El polaco Tadeusz Borowski, superviviente de Auschwitz y autor del libro, “Por aquí se va al gas, damas y caballeros…” se suicidó dos años después de publicarlo, adivinen cómo, con gas… Esta modalidad de suicidio ha tenido bastante predicamento entre los escritores.
El escritor japonés Mishima se suicidó al estilo samurai. Otros instrumentos quizá menos glamurosos fueron los cuchillos, navajas, abrecartas, como fue el caso de Salgari. Más rápido y efectivo es hacerse con un arma de fuego, como fue el caso de Hemingway o Larra.
El escritor contemporáneo Patricio Pron, de nacionalidad argentina, propone una historia alternativa de la Literatura, articulada en torno a las afinidades entre escritores que revelan los métodos para poner fin a su vida.
Parece obvio que escribir no es una profesión de riesgo, a menos que el escritor se encuentre bajo un régimen totalitario, sumido en una represión feroz. Ser mujer y escribir añade un plus de riesgo, al menos hasta hace no demasiados años.

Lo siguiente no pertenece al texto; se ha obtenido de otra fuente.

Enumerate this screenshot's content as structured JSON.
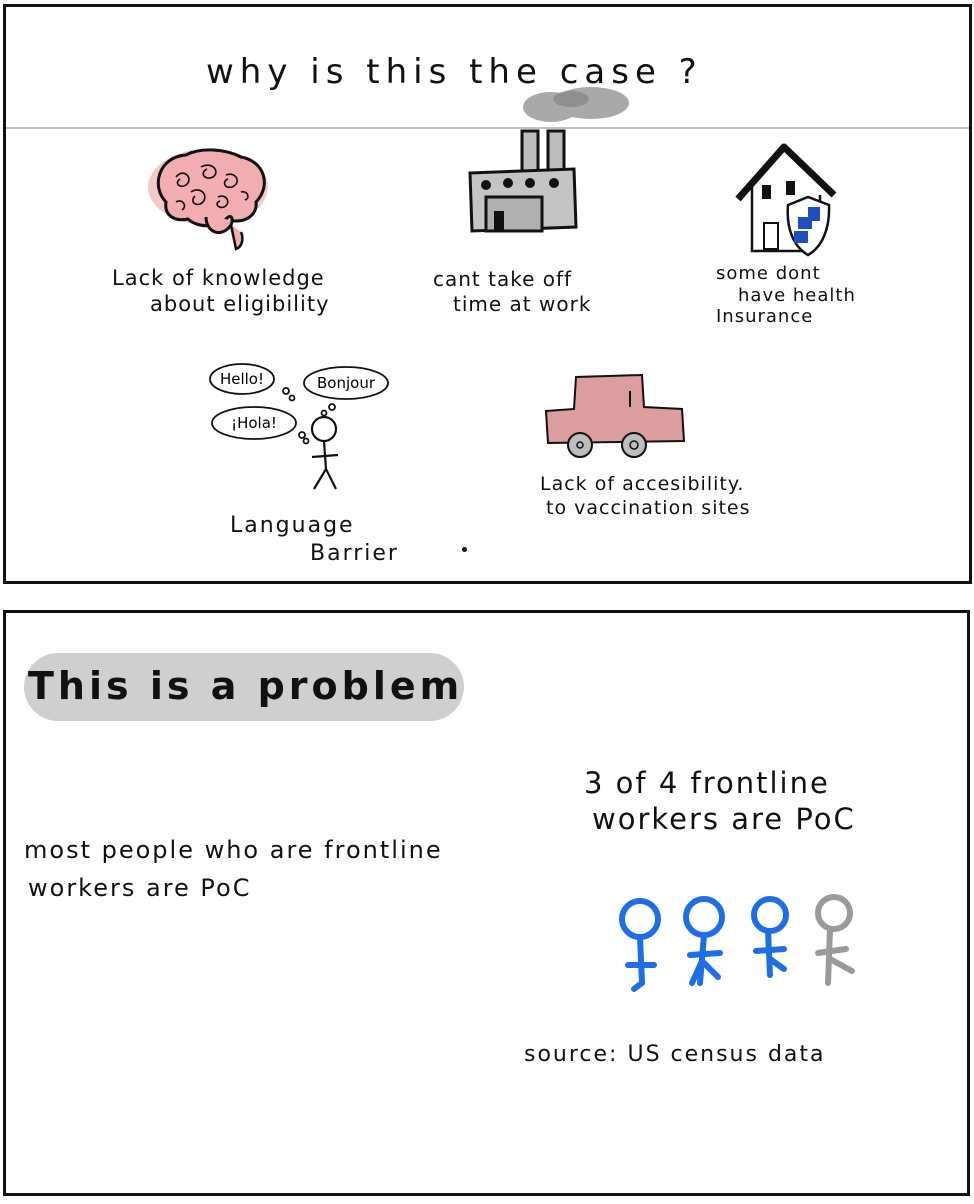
{
  "panel1": {
    "title": "why is this the case ?",
    "reasons": {
      "knowledge": [
        "Lack of knowledge",
        "about eligibility"
      ],
      "work": [
        "cant take off",
        "time at work"
      ],
      "insurance": [
        "some dont",
        "have health",
        "Insurance"
      ],
      "language": [
        "Language",
        "Barrier"
      ],
      "access": [
        "Lack of accesibility.",
        "to vaccination sites"
      ]
    },
    "speech_bubbles": [
      "Hello!",
      "Bonjour",
      "¡Hola!"
    ]
  },
  "panel2": {
    "heading": "This is a problem",
    "body_lines": [
      "most people who are frontline",
      "workers are PoC"
    ],
    "stat_lines": [
      "3 of 4 frontline",
      "workers are PoC"
    ],
    "people_shown": {
      "highlighted": 3,
      "total": 4,
      "highlight_color": "#1e6fe6",
      "other_color": "#9a9a9a"
    },
    "source": "source: US census data"
  }
}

Si el suicidio ha sido siempre un acto rodeado de condena y ocultación (hoy día, sin ir más lejos, existe un código deontológico por el que la prensa no publica los suicidios), se antoja inimaginable lo que debió sentir Joseph Conrad al sobrevivir a un disparo en el pecho, o Edgar Allan Poe al intentar sin éxito quitarse la vida con láudano tras la muerte de su mujer.
Nada puede ser más triste que lo que aconteció a Carson McCullers: sobrevivió a un intento de quitarse la vida pero su marido, obsesionado con un supuesto pacto de suicida, se mató poco después.
Juzguen ustedes mismos, ¿Quieren comenzar a escribir?